Il lancio
Il 10 novembre 2020 Apple presenta il chip M1, primo SoC della linea Apple Silicon progettato internamente per Mac — dopo l’annuncio della transizione da Intel (giugno 2020, WWDC). Esordisce su MacBook Air, MacBook Pro 13” e Mac mini. Il processo produttivo è TSMC N5 (5 nm).
L’architettura
M1 integra in un singolo package CPU (4 core performance Firestorm + 4 core efficiency Icestorm), GPU (fino a 8 core), Neural Engine (16 core per inferenza ML), ISP, Secure Enclave e — elemento architetturalmente rilevante — RAM LPDDR4X fisicamente integrata sul package stesso (on-package) e condivisa come memoria unificata coerente fra tutte le unità di calcolo.

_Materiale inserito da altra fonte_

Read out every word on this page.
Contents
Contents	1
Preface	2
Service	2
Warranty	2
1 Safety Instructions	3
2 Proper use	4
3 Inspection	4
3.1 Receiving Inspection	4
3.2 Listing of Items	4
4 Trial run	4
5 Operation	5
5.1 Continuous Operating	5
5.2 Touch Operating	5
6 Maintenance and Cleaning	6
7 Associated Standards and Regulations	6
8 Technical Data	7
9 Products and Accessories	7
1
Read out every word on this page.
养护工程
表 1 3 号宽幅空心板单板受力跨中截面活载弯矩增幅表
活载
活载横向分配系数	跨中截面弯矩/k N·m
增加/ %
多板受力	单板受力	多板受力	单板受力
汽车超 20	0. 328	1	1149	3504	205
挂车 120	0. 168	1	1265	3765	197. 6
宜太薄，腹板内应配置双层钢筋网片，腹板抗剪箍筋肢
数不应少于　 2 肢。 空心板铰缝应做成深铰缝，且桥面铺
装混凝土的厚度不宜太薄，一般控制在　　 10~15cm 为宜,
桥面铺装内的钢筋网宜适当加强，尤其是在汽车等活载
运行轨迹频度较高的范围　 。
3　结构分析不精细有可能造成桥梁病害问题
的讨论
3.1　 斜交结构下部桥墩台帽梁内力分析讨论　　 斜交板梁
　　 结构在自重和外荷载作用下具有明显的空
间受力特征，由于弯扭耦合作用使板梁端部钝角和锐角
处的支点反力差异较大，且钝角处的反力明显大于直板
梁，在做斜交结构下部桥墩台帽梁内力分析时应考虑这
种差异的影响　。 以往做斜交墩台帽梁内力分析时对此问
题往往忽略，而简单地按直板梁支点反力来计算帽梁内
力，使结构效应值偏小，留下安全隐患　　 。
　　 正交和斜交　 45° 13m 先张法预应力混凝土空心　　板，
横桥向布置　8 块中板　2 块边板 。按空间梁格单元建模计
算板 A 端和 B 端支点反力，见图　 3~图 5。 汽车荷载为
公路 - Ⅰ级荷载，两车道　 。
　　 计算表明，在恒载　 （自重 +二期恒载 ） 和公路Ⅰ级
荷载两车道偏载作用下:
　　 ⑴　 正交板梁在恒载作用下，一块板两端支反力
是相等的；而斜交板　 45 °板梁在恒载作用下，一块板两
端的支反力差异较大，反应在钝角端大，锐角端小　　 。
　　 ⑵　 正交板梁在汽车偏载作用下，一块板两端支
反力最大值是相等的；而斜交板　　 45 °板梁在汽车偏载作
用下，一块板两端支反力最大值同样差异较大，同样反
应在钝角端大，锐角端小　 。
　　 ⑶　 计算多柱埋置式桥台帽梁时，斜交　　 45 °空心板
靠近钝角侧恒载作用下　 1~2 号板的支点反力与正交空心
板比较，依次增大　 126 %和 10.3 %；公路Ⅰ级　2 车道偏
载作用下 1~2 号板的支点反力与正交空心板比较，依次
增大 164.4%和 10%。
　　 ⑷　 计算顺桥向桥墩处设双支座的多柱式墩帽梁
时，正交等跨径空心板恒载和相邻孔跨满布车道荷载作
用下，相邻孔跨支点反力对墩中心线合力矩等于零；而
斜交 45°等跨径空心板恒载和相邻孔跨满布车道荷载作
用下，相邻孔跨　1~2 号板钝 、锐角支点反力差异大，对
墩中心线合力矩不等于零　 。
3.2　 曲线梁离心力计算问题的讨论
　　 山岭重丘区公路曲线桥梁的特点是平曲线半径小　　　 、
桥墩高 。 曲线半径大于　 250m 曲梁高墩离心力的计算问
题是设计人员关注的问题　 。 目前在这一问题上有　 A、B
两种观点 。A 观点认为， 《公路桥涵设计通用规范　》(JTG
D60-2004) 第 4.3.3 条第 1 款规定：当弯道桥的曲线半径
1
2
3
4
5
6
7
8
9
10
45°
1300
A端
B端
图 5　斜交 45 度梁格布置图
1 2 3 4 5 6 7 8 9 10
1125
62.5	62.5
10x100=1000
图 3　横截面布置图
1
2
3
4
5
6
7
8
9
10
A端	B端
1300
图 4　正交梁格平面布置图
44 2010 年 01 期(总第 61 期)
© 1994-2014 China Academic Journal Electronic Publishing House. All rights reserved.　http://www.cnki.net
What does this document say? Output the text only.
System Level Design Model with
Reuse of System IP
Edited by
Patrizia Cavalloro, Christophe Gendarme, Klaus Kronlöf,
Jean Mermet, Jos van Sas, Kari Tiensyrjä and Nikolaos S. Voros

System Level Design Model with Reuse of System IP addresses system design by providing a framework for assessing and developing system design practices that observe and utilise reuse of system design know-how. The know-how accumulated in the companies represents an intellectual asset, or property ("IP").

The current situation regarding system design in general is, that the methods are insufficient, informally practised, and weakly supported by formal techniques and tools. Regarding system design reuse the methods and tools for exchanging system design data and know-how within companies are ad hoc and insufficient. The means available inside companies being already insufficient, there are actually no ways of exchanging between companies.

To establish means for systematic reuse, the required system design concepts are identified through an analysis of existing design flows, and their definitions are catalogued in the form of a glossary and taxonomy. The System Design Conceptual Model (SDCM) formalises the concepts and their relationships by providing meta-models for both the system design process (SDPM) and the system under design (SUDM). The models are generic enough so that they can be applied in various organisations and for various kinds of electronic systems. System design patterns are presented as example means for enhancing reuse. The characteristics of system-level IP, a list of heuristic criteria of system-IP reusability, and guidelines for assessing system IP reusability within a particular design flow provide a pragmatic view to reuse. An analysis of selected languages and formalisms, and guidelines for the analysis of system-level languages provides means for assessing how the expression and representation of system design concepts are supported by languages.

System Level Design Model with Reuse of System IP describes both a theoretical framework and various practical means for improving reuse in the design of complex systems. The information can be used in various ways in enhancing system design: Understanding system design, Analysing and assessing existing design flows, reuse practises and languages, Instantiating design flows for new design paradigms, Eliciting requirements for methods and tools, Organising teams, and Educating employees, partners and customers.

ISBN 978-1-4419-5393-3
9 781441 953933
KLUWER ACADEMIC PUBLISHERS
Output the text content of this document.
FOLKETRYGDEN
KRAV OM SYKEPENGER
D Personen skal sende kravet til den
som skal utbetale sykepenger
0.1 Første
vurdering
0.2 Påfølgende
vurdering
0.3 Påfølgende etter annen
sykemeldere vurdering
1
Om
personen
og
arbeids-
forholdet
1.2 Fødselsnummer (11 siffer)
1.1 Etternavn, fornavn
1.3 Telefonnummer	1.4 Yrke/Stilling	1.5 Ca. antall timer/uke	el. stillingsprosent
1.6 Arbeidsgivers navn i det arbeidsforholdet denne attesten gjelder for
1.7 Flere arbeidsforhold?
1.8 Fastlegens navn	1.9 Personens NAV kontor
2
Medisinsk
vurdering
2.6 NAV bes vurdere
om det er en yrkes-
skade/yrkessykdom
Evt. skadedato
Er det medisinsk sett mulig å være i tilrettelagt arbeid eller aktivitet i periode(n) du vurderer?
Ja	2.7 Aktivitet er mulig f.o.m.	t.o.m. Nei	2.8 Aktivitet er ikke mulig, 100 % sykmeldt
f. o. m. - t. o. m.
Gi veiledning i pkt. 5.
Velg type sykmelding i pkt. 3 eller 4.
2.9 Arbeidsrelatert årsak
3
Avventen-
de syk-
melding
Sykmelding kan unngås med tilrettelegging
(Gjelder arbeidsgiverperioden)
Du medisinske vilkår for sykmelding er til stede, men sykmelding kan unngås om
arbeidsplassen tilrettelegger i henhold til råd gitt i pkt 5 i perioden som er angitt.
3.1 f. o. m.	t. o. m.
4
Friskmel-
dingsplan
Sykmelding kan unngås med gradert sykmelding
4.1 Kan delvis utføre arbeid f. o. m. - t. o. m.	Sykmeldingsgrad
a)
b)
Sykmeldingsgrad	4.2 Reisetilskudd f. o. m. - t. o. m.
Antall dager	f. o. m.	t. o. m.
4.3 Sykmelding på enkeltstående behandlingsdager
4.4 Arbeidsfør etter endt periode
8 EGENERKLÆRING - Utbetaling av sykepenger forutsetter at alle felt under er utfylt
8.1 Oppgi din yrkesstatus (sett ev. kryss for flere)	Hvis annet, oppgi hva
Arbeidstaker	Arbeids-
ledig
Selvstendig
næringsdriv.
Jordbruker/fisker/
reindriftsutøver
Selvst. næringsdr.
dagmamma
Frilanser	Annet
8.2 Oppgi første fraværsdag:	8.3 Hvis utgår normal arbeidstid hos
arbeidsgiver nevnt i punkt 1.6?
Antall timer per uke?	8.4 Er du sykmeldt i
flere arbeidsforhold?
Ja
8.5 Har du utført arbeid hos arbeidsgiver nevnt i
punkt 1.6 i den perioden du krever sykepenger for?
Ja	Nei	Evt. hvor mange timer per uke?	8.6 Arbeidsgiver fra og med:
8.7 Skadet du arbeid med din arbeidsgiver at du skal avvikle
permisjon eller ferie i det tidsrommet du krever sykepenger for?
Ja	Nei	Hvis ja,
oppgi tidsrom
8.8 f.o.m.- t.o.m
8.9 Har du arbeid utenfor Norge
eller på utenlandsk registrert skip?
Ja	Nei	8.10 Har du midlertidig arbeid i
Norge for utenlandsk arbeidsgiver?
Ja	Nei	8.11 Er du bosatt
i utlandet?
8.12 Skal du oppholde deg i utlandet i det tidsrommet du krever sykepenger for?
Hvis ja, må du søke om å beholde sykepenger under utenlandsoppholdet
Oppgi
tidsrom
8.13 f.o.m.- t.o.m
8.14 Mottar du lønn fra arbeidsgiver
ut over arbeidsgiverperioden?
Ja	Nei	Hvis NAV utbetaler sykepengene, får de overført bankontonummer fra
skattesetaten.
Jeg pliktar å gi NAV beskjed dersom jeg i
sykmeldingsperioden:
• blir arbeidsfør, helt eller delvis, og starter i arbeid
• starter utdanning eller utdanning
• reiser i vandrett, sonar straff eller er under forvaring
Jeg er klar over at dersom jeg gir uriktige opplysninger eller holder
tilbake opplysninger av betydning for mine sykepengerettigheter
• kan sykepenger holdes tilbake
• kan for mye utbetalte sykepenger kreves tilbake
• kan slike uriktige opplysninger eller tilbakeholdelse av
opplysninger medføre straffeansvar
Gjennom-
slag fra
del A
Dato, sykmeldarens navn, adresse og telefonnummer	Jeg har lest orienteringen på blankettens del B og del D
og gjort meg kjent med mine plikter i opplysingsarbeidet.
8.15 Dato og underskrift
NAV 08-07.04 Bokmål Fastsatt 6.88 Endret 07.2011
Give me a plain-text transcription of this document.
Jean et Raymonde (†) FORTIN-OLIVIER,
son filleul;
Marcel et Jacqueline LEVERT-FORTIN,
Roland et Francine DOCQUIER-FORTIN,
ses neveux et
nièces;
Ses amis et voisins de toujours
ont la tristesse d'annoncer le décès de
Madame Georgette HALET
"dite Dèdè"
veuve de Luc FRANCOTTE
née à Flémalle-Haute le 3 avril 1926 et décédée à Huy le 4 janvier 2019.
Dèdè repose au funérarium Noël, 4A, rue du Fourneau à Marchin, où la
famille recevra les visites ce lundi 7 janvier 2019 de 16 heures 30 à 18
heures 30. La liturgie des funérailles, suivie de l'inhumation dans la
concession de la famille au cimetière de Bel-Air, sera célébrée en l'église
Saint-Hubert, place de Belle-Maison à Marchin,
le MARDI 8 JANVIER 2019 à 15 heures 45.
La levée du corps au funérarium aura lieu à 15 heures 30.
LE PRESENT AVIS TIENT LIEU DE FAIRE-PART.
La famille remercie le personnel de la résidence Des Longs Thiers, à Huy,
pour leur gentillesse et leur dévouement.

Non c’è più distinzione fra memoria di sistema e VRAM: CPU, GPU e Neural Engine accedono agli stessi indirizzi senza copie espliciti. Questo elimina il collo di bottiglia tradizionale PCIe-GPU e riduce drasticamente il consumo energetico.
L’evoluzione della linea
La famiglia M1 si amplia rapidamente:
- M1 Pro / M1 Max (ottobre 2021) — MacBook Pro 14”/16”, fino a 64 GB unified memory
- M1 Ultra (marzo 2022) — Mac Studio, due M1 Max collegati via UltraFusion, fino a 128 GB
- M2 (giugno 2022), M3 (ottobre 2023), M4 (maggio 2024) — generazioni successive con processo migliorato e Neural Engine più potente
- Varianti Pro/Max/Ultra replicate per ogni generazione
Significato per AI locale
La memoria unificata fino a 128-192 GB delle varianti Max/Ultra rende le workstation Apple piattaforme praticabili per inferenza locale di LLM da 30 a 70 miliardi di parametri (quantizzati), tramite:
- llama.cpp con backend Metal (l’API GPU di Apple)
- PyTorch con device
mps(Metal Performance Shaders) - MLX — framework AI dedicato rilasciato da Apple nel dicembre 2023
- Ollama, LM Studio — runtime user-friendly basati su llama.cpp
Il pattern architetturale CPU ARM + GPU + DRAM unificata inaugurato da M1 verrà ripreso poi da NVIDIA GB10 Grace Blackwell Superchip (2025) con ottimizzazione esplicita per AI e stack CUDA — stessa idea di base, silicon diverso.
Impatto
Il lancio dell’M1 ha segnato:
- La fine della dipendenza Apple da Intel dopo 15 anni
- Il ritorno di ARM come architettura mainstream per desktop/laptop, dopo che Microsoft Surface ARM aveva avuto successo limitato
- Una nuova pressione competitiva su Intel e AMD per design energeticamente efficienti
- La dimostrazione che la memoria unificata poteva funzionare a scale oltre mobile
Nel contesto italiano
Apple Silicon ha una penetrazione significativa tra sviluppatori, team creativi, ricercatori universitari, studi professionali e PMI italiane. In ambito AI locale, molti team italiani usano MacBook Pro M3 Max / M4 Max da 64-128 GB come workstation di prototipazione LLM prima di scalare su infrastruttura server. È uno dei casi in cui un prodotto consumer diventa strumento professionale credibile senza dover passare a soluzioni enterprise.
Riferimenti: Apple M1 (10 novembre 2020). Apple Silicon line. Processo TSMC N5 (5 nm). Firestorm/Icestorm cores, Neural Engine, unified memory on-package. Evoluzione M1 Pro/Max/Ultra, M2/M3/M4. Framework: Metal, MLX, PyTorch MPS.